Over the summer break we have been busy creating extra support materials for teachers.
Jack Bana, Linda Marshall and I created the Junior Illustrated Maths Dictionary (as the name implies, it is aimed at younger children). The idea is that the dictionary becomes a living document for a class or individual students where the definitions are expanded. For example, under the word triangle a class might all agree that a picture might be added showing a triangle rotated so that it looks like a Give Way sign. Plenty of space has been provided so that the definitions and pictures may easily be added.
This book is just one of a suite of materials designed to build the mathematical vocabulary of students and hence their ability to comprehend and solve word problems. Linda Marshall and I have written a 44 page book on how to use a ‘Mystery Bag’ or ‘Mystery Box’ to improve young students’ oral language skills as they relate to Maths Concepts. A Mystery Bag is simply a drawstring bag. Objects are placed into the bag and students use their sense of touch to determine features of the objects.
Here are some of our previous Maths Literacies titles:
- My Word Book – a list of maths words broken up according to Year Level and topic
- Free Download of Year 3 NAPLAN words flash cards
- Barrier Games – the use of expressive and receptive language in mathematics
- Abacus Educational sells a neat barrier games kit that may be used in Mathematics or Literacy lessons
- Maths Terms and Tables – a maths dictionary for students in year 4 to 9, parents and teachers, and
- Check The Clues – a series of cooperative group cards that aid in the development of comprehension
All of these materials form part of a Mathematics Vocabulary Routines Menu that we have put together. The purpose, like any menu at a restaurant, is to pick one or two things to try.

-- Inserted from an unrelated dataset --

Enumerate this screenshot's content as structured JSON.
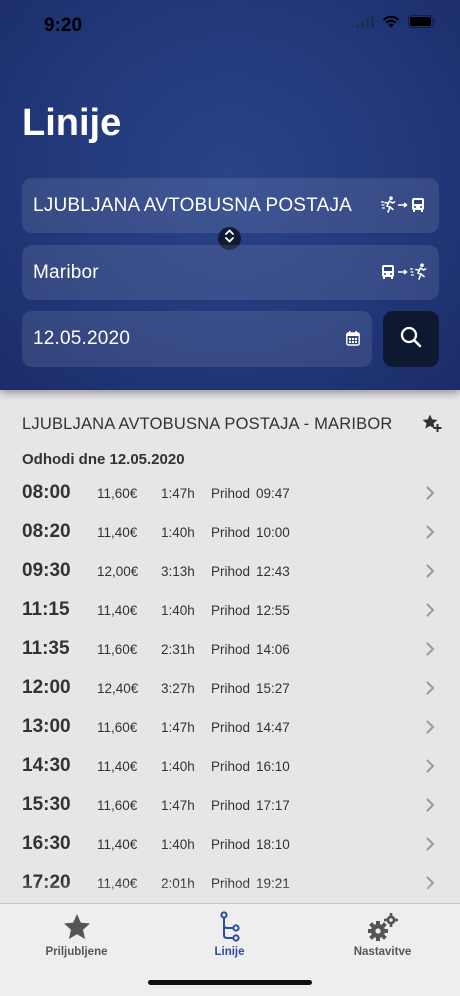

The menu is continually evolving. We have left space for teachers to add their own maths Vocabulary routines. We think about 8 routines would be plenty to try over the course of a Year – maybe four in a term. Different teachers can try them and report back on how well they worked with their students.
The purpose of improving mathematical vocabulary is to help students solve problems. We have created some Problem Solving cards for middle and upper primary students to try. We are calling this Problem of the Week and we will provide a problem each week for the next eight weeks for your students to try.
We hope something here can be of use in your classroom.